Adjusting for economic uncertainty -- and accepting IBM's explanation of a late-2009 and early-2010 depression in demand for both System p and System z hardware ahead of scheduled platform refreshes -- System z has been one of Big Blue's most reliable cash cows; System p, on the other hand, has grown its share of the (shrinking) Unix revenue base even as HP and Oracle have bled market share.
That being said, Big Blue's POWER-derived lines, like all platforms, took their lumps during the recent economic downturn. Sales of IBM's POWER-based lines (like other non-x86 systems) have likewise trailed sales of commodity systems in the recovery period, too.

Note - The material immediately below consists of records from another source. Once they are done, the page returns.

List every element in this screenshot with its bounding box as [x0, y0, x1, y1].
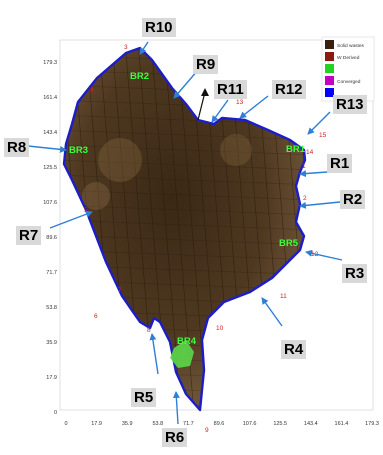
zone-br4: BR4: [177, 336, 197, 347]
arrow-r4: [261, 297, 283, 327]
legend-swatch-3: [325, 64, 334, 73]
y-tick-label: 35.9: [46, 340, 57, 346]
x-axis-ticks: 0 17.9 35.9 53.8 71.7 89.6 107.6 125.5 143.4 161.…: [64, 421, 378, 427]
x-tick-label: 17.9: [91, 421, 102, 427]
point-13: 13: [236, 99, 244, 106]
point-7: 7: [118, 287, 122, 294]
zone-br2: BR2: [130, 71, 149, 82]
point-9: 9: [205, 427, 209, 434]
x-tick-label: 0: [64, 421, 67, 427]
zone-br3: BR3: [69, 145, 88, 156]
zone-br1: BR1: [286, 144, 306, 155]
arrow-r3: [305, 249, 343, 261]
y-tick-label: 71.7: [46, 270, 57, 276]
point-8: 8: [147, 327, 151, 334]
legend-label-4: Converged: [337, 79, 361, 85]
point-14: 14: [306, 149, 314, 156]
arrow-r8: [27, 145, 67, 153]
arrow-r12: [239, 95, 269, 119]
arrow-r5: [149, 333, 159, 375]
y-tick-label: 17.9: [46, 375, 57, 381]
point-3: 3: [124, 44, 128, 51]
green-patch: [170, 340, 194, 368]
point-4: 4: [90, 87, 94, 94]
point-1: 1: [302, 163, 306, 170]
y-tick-label: 161.4: [43, 95, 57, 101]
legend-swatch-5: [325, 88, 334, 97]
point-6: 6: [94, 313, 98, 320]
y-tick-label: 53.8: [46, 305, 57, 311]
arrow-r13: [307, 111, 331, 135]
point-11: 11: [280, 293, 287, 300]
legend-label-2: W Derived: [337, 55, 360, 61]
callout-r10: R10: [142, 18, 176, 37]
y-tick-label: 0: [54, 410, 57, 416]
zone-br5: BR5: [279, 238, 299, 249]
point-2: 2: [303, 195, 307, 202]
x-tick-label: 125.5: [273, 421, 287, 427]
legend-swatch-4: [325, 76, 334, 85]
y-tick-label: 89.6: [46, 235, 57, 241]
callout-r11: R11: [214, 80, 247, 99]
point-15: 15: [319, 132, 327, 139]
callout-r1: R1: [327, 154, 353, 173]
y-axis-ticks: 179.3 161.4 143.4 125.5 107.6 89.6 71.7 53.8 35.…: [43, 60, 57, 416]
x-tick-label: 179.3: [365, 421, 379, 427]
north-arrow-line: [197, 91, 206, 121]
legend-label-1: Solid wastes: [337, 43, 365, 49]
legend-swatch-2: [325, 52, 334, 61]
x-tick-label: 161.4: [335, 421, 349, 427]
point-10: 10: [216, 325, 224, 332]
x-tick-label: 143.4: [304, 421, 318, 427]
north-arrow-head: [201, 88, 209, 96]
x-tick-label: 53.8: [152, 421, 163, 427]
legend: Solid wastes W Derived Converged: [321, 36, 375, 102]
x-tick-label: 107.6: [243, 421, 257, 427]
callout-r8: R8: [4, 138, 30, 157]
arrow-r10: [139, 41, 149, 55]
y-tick-label: 143.4: [43, 130, 57, 136]
arrow-r7: [49, 210, 93, 229]
callout-r13: R13: [333, 95, 367, 114]
point-5: 5: [84, 207, 88, 214]
y-tick-label: 179.3: [43, 60, 57, 66]
callout-r12: R12: [272, 80, 306, 99]
arrow-r1: [299, 170, 328, 178]
arrow-r2: [299, 201, 341, 209]
callout-arrows: [27, 41, 343, 425]
legend-swatch-1: [325, 40, 334, 49]
callout-r9: R9: [193, 55, 219, 74]
y-tick-label: 125.5: [43, 165, 57, 171]
x-tick-label: 89.6: [214, 421, 225, 427]
callout-r6: R6: [162, 428, 188, 447]
site-boundary: [62, 46, 307, 412]
y-tick-label: 107.6: [43, 200, 57, 206]
arrow-r11: [211, 99, 229, 123]
arrow-r9: [173, 69, 199, 99]
x-tick-label: 71.7: [183, 421, 194, 427]
callout-r4: R4: [281, 340, 307, 359]
x-tick-label: 35.9: [122, 421, 133, 427]
callout-r3: R3: [342, 264, 368, 283]
callout-r5: R5: [131, 388, 157, 407]
callout-r2: R2: [340, 190, 366, 209]
arrow-r6: [172, 391, 180, 425]
callout-r7: R7: [16, 226, 42, 245]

In terms of both sales and performance, however, IBM's POWER-derived System z and System p lines have the legs of EPIC- and SPARC-based hardware from HP and Sun.
Last week, for example, IBM trumpeted the record TPC performance of its new Power 795 behemoth, which handily surpassed competitive configurations from both HP and Oracle in the (aging) TPC-C metric.

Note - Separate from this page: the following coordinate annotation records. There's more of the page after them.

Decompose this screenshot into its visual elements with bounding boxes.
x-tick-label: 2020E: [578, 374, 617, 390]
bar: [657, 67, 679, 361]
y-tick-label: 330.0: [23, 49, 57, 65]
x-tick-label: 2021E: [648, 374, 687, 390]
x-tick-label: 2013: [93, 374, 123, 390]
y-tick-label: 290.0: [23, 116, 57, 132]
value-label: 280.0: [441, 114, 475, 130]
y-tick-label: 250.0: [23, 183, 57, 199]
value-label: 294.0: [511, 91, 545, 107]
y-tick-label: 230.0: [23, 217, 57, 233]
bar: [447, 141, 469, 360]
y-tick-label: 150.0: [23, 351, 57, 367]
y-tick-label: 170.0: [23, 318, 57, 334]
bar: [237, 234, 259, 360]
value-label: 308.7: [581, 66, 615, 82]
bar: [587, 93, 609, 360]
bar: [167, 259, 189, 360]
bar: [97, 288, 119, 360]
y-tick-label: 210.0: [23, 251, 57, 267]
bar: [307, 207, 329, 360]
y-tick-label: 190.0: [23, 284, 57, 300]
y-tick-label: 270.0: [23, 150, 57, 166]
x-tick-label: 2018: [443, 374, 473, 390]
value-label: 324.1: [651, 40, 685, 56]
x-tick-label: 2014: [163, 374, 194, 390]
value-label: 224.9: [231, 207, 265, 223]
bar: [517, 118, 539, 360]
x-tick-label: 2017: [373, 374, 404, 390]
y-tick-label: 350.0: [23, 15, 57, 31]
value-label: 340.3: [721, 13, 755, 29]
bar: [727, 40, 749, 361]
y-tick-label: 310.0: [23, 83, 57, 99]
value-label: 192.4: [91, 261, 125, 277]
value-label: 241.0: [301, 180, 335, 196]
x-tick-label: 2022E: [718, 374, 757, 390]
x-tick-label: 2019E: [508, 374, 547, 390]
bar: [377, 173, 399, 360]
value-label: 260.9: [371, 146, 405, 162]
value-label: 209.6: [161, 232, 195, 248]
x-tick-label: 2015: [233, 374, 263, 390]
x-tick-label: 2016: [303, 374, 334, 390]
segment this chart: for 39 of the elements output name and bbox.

Big Blue also published a comparison of the combined performance and energy efficiency of the new Power 795 versus its top-shelf predecessor, the Power 595. The POWER7-based 795 achieves four times the performance of the POWER6-based 595, IBM says.
A Bifurcated Strategy
Industry veteran Charles King, a principal with consultancy Pund-IT, thinks POWER7 will help IBM pad its position in the Unix server segment, where it enjoys a "comfortable" lead over competitors HP and Oracle.
On the Unix front, King cites both Big Blue's share of Unix market revenues (which has increased by 14 percent since 2005) and the number of customers (285) that IBM claims to have snagged from its Unix competitors in just the last quarter. "Both of these [values] suggest that businesses continue to be put off by IBM's distracted and/or underachieving competitors, a situation which is likely to continue or accelerate given the stellar performance of the new POWER7-based systems," King argues.
King is considerably less sanguine about POWER7's prospects in the commodity server segment, however. "The greatest challenge IBM's Power Systems face is coming from below, where robust, ever-evolving Intel- and AMD-based servers are pressing ever-upward," he continues. Because of this, he suggests, "the pickings for Power and other UNIX systems [will] become increasingly slim in the low- to mid-market."
One effective response to this trend is to do just what IBM has been doing -- i.e., double-down on its high-end RISC/Unix and mainframe expertise, even as it experiments with strategies to stem the bleeding in the low end.
"[I]t is no surprise that the new POWER7-based offerings present an essentially bifurcated focus; dropping a TPC performance bomb on HP and Oracle on the one hand while delivering attractively-priced and featured new midrange Express systems on the other," he points out.